Pinned
i used to stare up at the moon. longing.
the closest i ever got was the big gray model at the science museum, big enough to fill a room, but so small really, in the grand scheme.
astronauts, i was told, had to be good at math. i could always ask my mother now - did she say that to motivate, or disqualify? did she hope that memory of the moon, that desire, would reach me while i sat sobbing over pre-algebra at the dining room table?
playing a conversation game, i am asked the prompt. would you rather have a million dollars or go to the moon? (but you can't tell anyone you've been. it must stay a secret, between the moon and you.)
it is an easy choice for me. my husband and his friend are baffled - what's the point of going to the moon if not to brag of the experience? i want to ask them if they've never wanted something just to want it.

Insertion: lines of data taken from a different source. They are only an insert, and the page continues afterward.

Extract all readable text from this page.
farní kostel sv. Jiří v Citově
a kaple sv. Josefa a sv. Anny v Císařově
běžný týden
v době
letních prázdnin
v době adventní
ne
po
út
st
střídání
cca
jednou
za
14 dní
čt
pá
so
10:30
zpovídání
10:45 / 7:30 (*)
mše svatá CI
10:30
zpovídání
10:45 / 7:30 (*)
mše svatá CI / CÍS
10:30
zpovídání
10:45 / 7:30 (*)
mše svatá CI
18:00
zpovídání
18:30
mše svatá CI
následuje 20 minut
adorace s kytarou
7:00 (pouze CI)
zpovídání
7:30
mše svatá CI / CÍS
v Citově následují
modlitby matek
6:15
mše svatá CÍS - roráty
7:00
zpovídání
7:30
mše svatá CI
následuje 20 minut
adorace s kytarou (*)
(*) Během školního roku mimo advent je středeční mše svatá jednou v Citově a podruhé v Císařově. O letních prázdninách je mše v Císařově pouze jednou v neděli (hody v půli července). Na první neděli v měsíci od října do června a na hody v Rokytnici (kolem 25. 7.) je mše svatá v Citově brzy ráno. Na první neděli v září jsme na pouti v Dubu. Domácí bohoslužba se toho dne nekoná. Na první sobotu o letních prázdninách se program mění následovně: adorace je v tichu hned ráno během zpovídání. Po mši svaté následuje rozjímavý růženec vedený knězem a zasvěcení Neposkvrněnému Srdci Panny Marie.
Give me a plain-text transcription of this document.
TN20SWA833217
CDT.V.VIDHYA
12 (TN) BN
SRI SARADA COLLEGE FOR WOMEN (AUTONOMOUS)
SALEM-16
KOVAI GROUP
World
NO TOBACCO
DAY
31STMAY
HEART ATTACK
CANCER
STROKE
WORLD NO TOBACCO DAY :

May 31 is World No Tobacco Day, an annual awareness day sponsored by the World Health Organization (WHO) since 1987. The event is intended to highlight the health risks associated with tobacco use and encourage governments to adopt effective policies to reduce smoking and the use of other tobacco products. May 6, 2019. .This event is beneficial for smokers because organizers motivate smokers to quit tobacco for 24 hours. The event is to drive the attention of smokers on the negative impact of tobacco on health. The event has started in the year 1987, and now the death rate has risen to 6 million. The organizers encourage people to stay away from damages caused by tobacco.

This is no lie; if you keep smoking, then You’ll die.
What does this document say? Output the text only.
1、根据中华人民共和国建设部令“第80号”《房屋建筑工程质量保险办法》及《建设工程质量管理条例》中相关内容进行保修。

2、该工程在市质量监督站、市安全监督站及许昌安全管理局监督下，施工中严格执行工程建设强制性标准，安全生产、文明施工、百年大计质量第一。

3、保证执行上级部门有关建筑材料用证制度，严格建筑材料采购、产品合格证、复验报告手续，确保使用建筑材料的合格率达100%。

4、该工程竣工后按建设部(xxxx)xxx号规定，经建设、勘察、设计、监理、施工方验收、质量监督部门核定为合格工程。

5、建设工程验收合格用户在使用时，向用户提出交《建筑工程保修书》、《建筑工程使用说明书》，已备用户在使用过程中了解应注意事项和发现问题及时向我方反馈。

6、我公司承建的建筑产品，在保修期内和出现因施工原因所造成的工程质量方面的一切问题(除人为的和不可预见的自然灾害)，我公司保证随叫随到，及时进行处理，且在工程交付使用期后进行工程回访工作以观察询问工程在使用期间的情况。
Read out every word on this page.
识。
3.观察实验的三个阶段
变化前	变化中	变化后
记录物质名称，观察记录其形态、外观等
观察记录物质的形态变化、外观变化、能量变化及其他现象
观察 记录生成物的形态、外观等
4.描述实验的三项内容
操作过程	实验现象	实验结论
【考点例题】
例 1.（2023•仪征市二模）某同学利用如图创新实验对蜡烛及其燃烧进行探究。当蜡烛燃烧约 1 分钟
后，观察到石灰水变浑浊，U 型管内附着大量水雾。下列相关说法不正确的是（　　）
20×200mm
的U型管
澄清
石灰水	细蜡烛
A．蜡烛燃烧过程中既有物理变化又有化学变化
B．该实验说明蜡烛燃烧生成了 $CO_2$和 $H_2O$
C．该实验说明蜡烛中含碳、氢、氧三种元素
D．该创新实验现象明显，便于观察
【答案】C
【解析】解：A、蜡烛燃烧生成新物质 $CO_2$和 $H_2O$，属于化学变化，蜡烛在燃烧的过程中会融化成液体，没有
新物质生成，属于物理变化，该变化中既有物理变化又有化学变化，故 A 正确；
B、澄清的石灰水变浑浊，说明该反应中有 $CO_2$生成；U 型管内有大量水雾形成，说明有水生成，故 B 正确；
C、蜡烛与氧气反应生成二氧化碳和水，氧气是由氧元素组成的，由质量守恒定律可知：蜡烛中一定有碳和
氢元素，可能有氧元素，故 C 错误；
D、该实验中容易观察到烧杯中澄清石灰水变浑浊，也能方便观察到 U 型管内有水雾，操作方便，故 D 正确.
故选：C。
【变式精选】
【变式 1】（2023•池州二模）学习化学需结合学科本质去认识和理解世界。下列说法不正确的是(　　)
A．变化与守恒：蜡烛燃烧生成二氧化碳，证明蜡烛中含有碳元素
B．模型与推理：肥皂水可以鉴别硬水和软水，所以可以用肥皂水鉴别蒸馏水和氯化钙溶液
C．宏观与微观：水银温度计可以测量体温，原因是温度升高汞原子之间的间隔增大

(later i will learn the answer, when i find the love letter hidden in his wallet)
i know that i will never have what i wanted in those moments. when the moon looked so close it felt like i could build a ladder and touch it, touch it with my bare hands. that is as close to impossible as anything can be.
but what if the moon saw me one day - if i made her smile? what if she asked me, why are you staring? do you want -?
oh no, no, i would have to demur. i mean, yes. of course i want. but you see, i was never good at math.
what does math have to do with anything? she would ask.
well then, i would say. yes. i have always wanted to touch you.